By the time homicide Det. Dennis Kilcoyne met with Diane Webb last fall to discuss the maddening search for a serial killer who has stalked South L.A. for decades, he was wide open to suggestions. Despite more than a year of chasing leads, Kilcoyne and his team of detectives were no closer to catching the man suspected of sexually assaulting and murdering at least 10 young black women.
Webb, who heads a Los Angeles Police Department unit responsible for tracking the whereabouts of sex offenders, suggested a new tack: Though most of the roughly 5,200 sex offenders registered in Los Angeles comply with a requirement to submit DNA samples to authorities for input into state databases, many have slipped through the cracks. The officers in Webb's group fanned out across the city to track down men who possibly fit the killer's profile and to collect DNA samples for comparison to evidence left behind by the killer.
The plan worked.
Just not in the way Kilcoyne had intended.

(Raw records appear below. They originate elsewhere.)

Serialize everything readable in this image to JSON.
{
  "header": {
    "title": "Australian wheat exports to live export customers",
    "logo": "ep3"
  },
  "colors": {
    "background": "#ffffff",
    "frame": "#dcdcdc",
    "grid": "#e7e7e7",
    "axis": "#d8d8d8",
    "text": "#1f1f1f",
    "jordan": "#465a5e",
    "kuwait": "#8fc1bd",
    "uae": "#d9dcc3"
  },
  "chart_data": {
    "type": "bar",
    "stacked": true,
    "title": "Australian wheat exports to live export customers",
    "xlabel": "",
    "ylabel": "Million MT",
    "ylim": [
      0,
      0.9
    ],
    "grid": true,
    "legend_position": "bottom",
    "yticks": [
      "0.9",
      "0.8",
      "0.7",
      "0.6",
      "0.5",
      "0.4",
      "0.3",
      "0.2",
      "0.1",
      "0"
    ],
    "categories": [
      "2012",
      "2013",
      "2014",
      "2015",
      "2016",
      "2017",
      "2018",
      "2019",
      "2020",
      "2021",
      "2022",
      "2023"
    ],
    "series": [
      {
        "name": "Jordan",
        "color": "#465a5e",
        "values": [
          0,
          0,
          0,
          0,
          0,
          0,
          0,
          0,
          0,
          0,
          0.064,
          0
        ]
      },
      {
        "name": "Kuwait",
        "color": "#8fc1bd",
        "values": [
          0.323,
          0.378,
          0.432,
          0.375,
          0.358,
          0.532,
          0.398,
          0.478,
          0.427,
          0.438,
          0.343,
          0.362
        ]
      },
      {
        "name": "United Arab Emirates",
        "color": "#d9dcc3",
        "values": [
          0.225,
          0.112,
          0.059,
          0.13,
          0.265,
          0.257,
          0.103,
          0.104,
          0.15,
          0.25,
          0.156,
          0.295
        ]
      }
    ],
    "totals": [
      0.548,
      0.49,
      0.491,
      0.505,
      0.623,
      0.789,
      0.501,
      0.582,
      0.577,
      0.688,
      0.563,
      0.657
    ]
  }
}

In late March, the California Department of Justice's DNA laboratory jolted LAPD detectives with news that the saliva collected from 72-year-old John Floyd Thomas Jr., one of the sex offenders contacted by Webb's officers, matched genetic evidence found at the crime scenes of two Los Angeles women raped and killed in the 1970s. Soon after, Thomas was tied by DNA to three more slayings. Details from those cases matched dozens of other unsolved murders and rapes. The women, however, had been older and white, not black and young.
And Thomas' DNA didn't match the man Kilcoyne was hunting.
In looking for one serial killer, the LAPD believes it has stumbled upon another.
The capture of Thomas was one of the biggest by California law enforcement in recent years. Police suspect he is the "Westside Rapist" -- the man who late at night terrorized upscale neighborhoods on the city's Westside in the 1970s, breaking silently into the homes of women who lived alone and raping and strangling them. The violence stopped when Thomas was sent to prison for a rape and started again in Claremont a decade later, shortly after Thomas was released and moved to the area, according to police. At the time of his release, authorities did not keep DNA databases.
Thomas is scheduled to be arraigned in August on two murder charges. LAPD Det. Richard Bengston, who is handling the case with his partner, acknowledged in an interview that DNA evidence from several of Thomas' other suspected crime scenes is not as definitive, but said he expects the LAPD and the L.A. County Sheriff's Department to file additional murder charges.